From what we have heard from both OEMs and Intel, the vast majority of 8-socket servers today are sold in China. The most common reason for this that we hear is not because of the scale-up benefits. Instead, it is because of the numerology of the 8. It just so happens that 8 in China is a lucky number, much like 7 is considered by many in the US to be a lucky number. That is an interesting tidbit in the event you thought that all server purchasing was done solely on completely rational performance merits. Humans still run the processes, and therefore things like this are more common than you think.
AMD EPYC Impact
Since we are likely to get comments around AMD’s focus on dual sockets being a factor here, we wanted to quickly address this. One could say that dual-socket popularity is partly driven by AMD EPYC “Rome.” With the EPYC 7002 series, one can get 128 cores in 2 sockets compared to 112 maximum in 4-socket 2nd generation Intel Xeon Scalable.

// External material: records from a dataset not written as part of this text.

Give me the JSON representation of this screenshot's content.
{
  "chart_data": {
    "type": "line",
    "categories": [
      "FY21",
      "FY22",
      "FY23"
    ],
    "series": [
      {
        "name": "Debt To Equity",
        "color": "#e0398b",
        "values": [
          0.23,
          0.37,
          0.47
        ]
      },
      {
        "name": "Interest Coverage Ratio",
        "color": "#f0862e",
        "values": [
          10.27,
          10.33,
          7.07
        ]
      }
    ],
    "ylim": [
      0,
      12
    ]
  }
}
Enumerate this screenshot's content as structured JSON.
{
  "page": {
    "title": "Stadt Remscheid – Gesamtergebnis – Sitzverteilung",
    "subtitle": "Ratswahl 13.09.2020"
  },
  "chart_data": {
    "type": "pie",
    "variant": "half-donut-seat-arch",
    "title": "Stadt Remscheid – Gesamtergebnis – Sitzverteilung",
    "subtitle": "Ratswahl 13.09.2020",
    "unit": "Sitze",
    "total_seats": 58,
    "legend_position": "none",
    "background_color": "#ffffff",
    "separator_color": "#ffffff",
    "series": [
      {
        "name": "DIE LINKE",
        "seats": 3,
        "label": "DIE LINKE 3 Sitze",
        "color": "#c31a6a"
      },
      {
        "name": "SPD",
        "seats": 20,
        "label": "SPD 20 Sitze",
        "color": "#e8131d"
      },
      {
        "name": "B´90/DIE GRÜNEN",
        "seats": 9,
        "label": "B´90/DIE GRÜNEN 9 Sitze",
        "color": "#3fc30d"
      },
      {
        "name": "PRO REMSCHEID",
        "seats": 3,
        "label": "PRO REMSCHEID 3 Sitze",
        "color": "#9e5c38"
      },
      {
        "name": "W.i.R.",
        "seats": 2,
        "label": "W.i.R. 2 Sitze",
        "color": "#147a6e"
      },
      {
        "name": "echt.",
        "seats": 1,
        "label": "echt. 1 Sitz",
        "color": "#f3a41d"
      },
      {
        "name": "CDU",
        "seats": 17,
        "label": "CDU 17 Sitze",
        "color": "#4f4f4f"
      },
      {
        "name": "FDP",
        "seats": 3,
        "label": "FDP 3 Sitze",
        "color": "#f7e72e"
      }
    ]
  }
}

Maybe that moves some small portion of the market, but realistically the 4-socket market has been small for generations and AMD, as of the time of this writing, does not yet have 10% market share. This is relatively a non-factor at this point.
There are plenty of applications that one wants to scale-up a single node to 4-sockets. For example, a lot of the business intelligence and analytics workloads such as SAP HANA, you want big, high-memory capacity nodes.
Even if you do not have an application like that, you can still see a lot of cost savings by moving to 4-socket infrastructure, both in the initial purchase and in some of the ongoing operational costs. You also get features like more PCIe expansion per node.
There are some negatives to going 4-socket. UPI communication/ NUMA node topology is not as strong as dual-socket configurations and that is one of the big ones holding 4-socket servers back.
Still, if you are aware of the pros and cons of four-socket servers, they can make a lot of sense for some organizations. There are probably segments of the market out there that could or should be using four-socket servers and are not at this point.